To detect and monitor muscle damage and to help diagnose conditions associated with muscle damage
Creatine Kinase (CK) Test
If you have muscle pain, tenderness, weakness and swelling after muscle damage, particularly if your urine becomes dark reddish-brown in colour
A blood sample taken from a vein in the arm
This test measures the amount of creatine kinase (CK) in the blood. CK is an enzyme found in the heart, brain, skeletal muscle and other tissues. Increased amounts are released into the bloodstream when there is muscle damage. CK occurs in three major forms, called isoenzymes:
- CK-MB (found mostly in heart muscle)
- CK-BB (found mostly in brain)
- CK-MM (found in muscles)
How is the sample collected for testing?
A blood sample is taken by needle from the arm.
Is any test preparation needed to ensure the quality of the sample?
No test preparation is required.
How is it used?
The small amount of CK that is normally present in the blood comes primarily from skeletal muscles. Any condition that causes muscle damage and/or interferes with muscle energy production or use can cause an increase in CK. For example, inflammation of muscles, called myositis, can increase CK concentrations.
Rhabdomyolysis, a severe breakdown of skeletal muscle tissue that causes muscle pain, tenderness, weakness and swelling, is associated with significantly elevated levels of CK, often 100 times normal. Measurement of CK is used to assess the extent of muscle damage and to monitor its progress.
Measurement of CK is often used as part of the investigation of patients with suspected muscular dystrophy.
When is it requested?
Measurement of CK is requested in people who have sustained severe muscle trauma, particularly from crush injuries, burns or electrocution, and are likely to develop rhabdomyolysis.
CK may also be requested in those who develop symptoms or signs of rhabdomyolysis
- after being immobile for a long time on a hard surface, for example during an operation or after a stroke, drugs or alcohol
- following very severe exercise
- after a fit
- during a severe infection
- while taking certain medicines, for example a statin to lower cholesterol
Rhabdomyolysis is likely if the urine develops a reddish-brown colour and gives a positive dip-stick test for blood. (Myoglobin, a red protein released from damaged muscle, reacts with the dip-stick in the same way as haemoglobin from blood cells.) The excretion of myoglobin by the kidney can potentially cause kidney failure.

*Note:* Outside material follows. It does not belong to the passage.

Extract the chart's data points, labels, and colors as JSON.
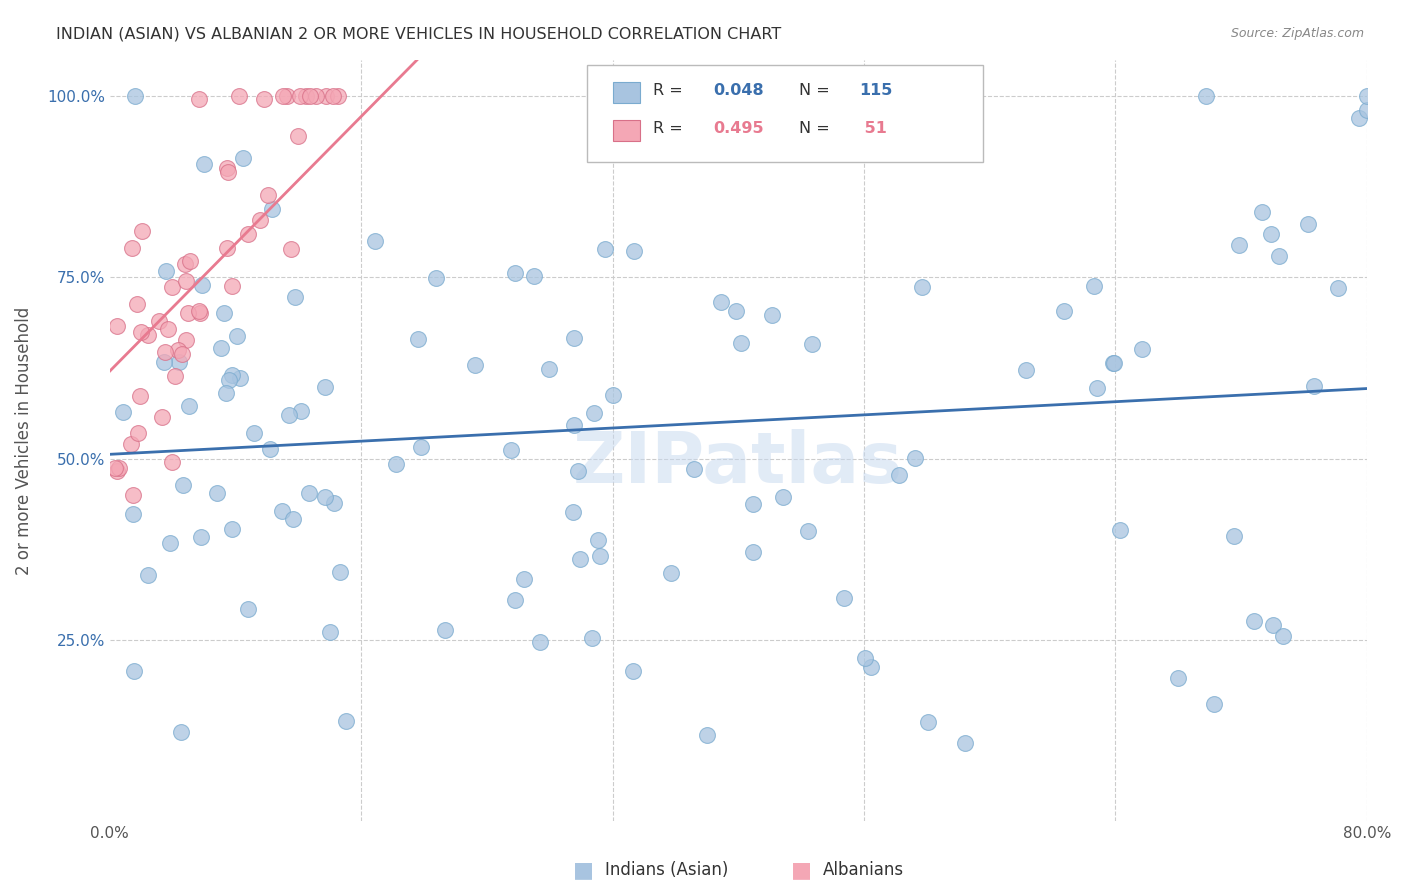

Blood concentrations of CK (or its CK-MM isoenzyme) are also requested as a first step in the diagnosis of muscular dystrophy in infants or children who
- have difficulty walking
- have difficulty standing
- have difficulty lifting weights
- need help climbing stairs
The test may subsequently be used to screen family members.
What does the test result mean?
A high CK concentration, or a result that goes up from the first to a second or later samples, generally indicates that there has been some recent muscle damage. Serial test results that peak and then begin to drop indicate that new muscle damage has diminished, while increasing and persistent elevations suggest continuing damage.
Is there anything else I should know?
Total CK is no longer requested in people with chest pain who are suspected of having had a heart attack. It was superseded first by one of its isoenzymes, CK-MB, which is more specific for heart muscle damage, and more recently by cardiac troponin. Troponin is highly specific, is more sensitive than CK-MB and remains raised much longer after a heart attack.
People who have greater muscle mass have higher normal CK levels. For example, a young fit male will have more muscle mass than an elderly female and hence a higher CK concentration. Normal exercise such as running or cycling and drug injections into muscle can increase CK concentrations.
How does the myoglobin that is released from muscle with CK during rhabdomyolysis produce renal failure?
Are any other lab tests needed?
Do all patients with muscular dystrophy have raised plasma CK values?
No, there are many different types of muscular dystrophy, some without raised CKs. However, if a patient and family members do have raised values, the CK test can avoid the need for muscle biopsy to carry out genetic tests.